Where is Dolby E Used the Most?
Scope
As a format, Dolby E is sprinkled throughout the industry. In the western markets, the most prevalent being remote trucks and archival work. Dolby E can carry and maintain Dolby Digital metadata (DD being require for digital television delivery in The States), so trucks can prep and ingest content – and the metadata can instruct a downstream DD encoder on how to behave– prior to playout. There is also a lot of older content that lives on tape too. Archival departments are using our software solution in place of Dolby hardware, when laying back from VTR to Pro Tools, Media Composer, etc. Eastern markets jumped from mono to surround in a manner of months about 2 years ago, and Dolby E has been quite popular in their broadcast and post areas. There are other use cases, but these are the most prevalent.
Most of the spigots in the world are still 2-channel (Analog, AES, etc.), so mezzanine codes like Dolby E remain relevant. This goes away to some degree with AES67 and AOIP as a whole, but most of the world isn’t there yet, and there is a lot of content that exists in Dolby E and similar formats.

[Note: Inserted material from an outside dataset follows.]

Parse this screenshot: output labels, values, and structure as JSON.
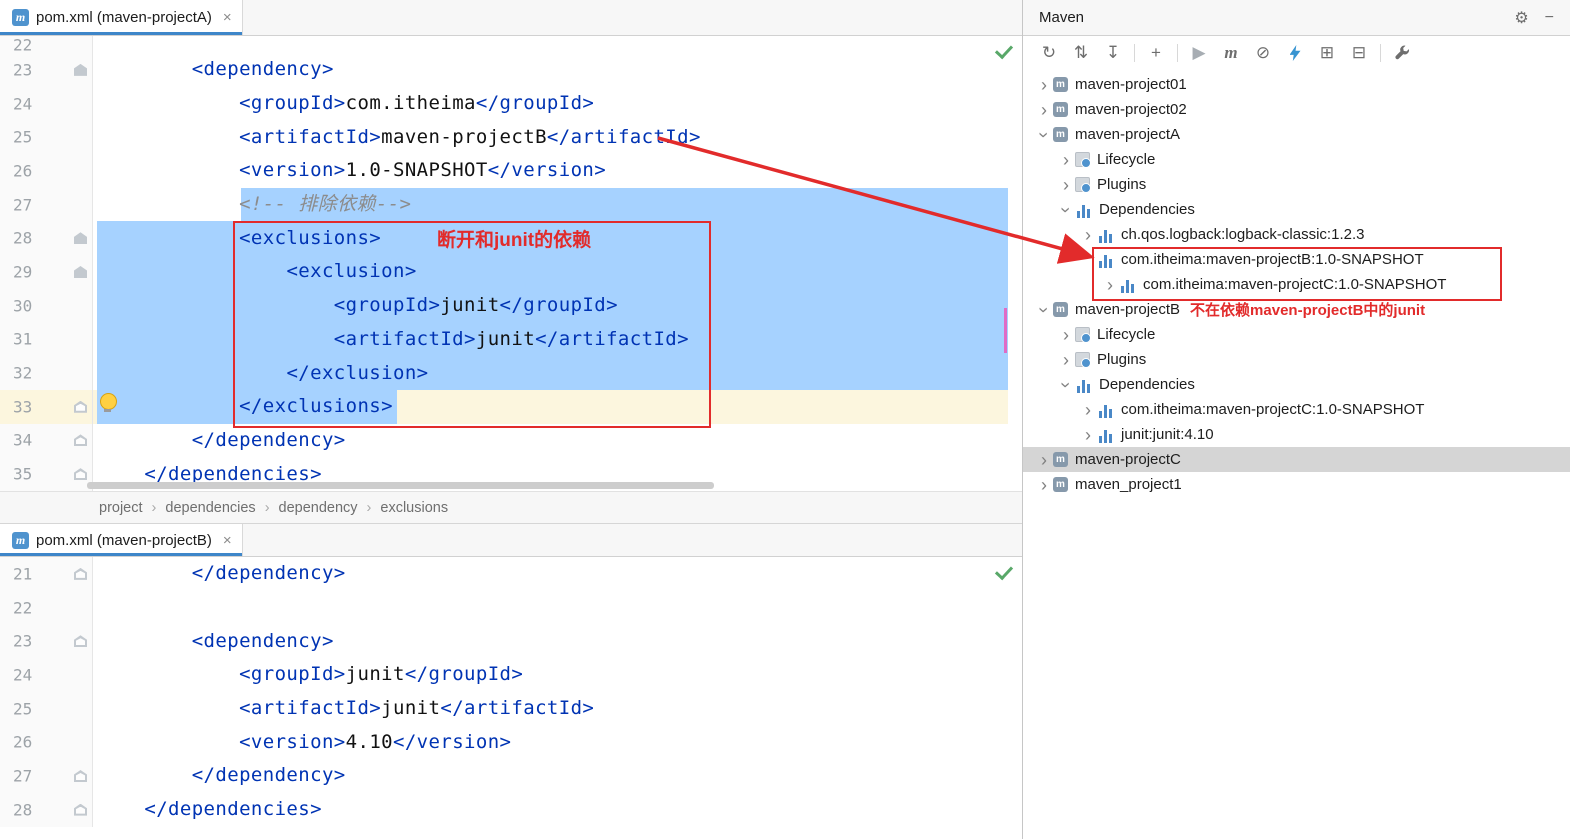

Dolby E is used in broadcast and post-production facilities to distribute multi-channel audio, six or eight channels, through a two-channel transport system. This occurs where there are equipment limitations, such as the number of tracks on a VTR for example, or where bandwidth requirements make multi-channel audio costs prohibitive such as with satellite capacity. Dolby E gets multi-channel audio to TV affiliate stations, so that they can transmit a multi-channel signal to consumers using Dolby Digital. Note that Dolby E audio never reaches the viewer at home. Like all DTV audio, it is decoded to PCM audio and then re-encoded into Dolby Digital just prior to transmission.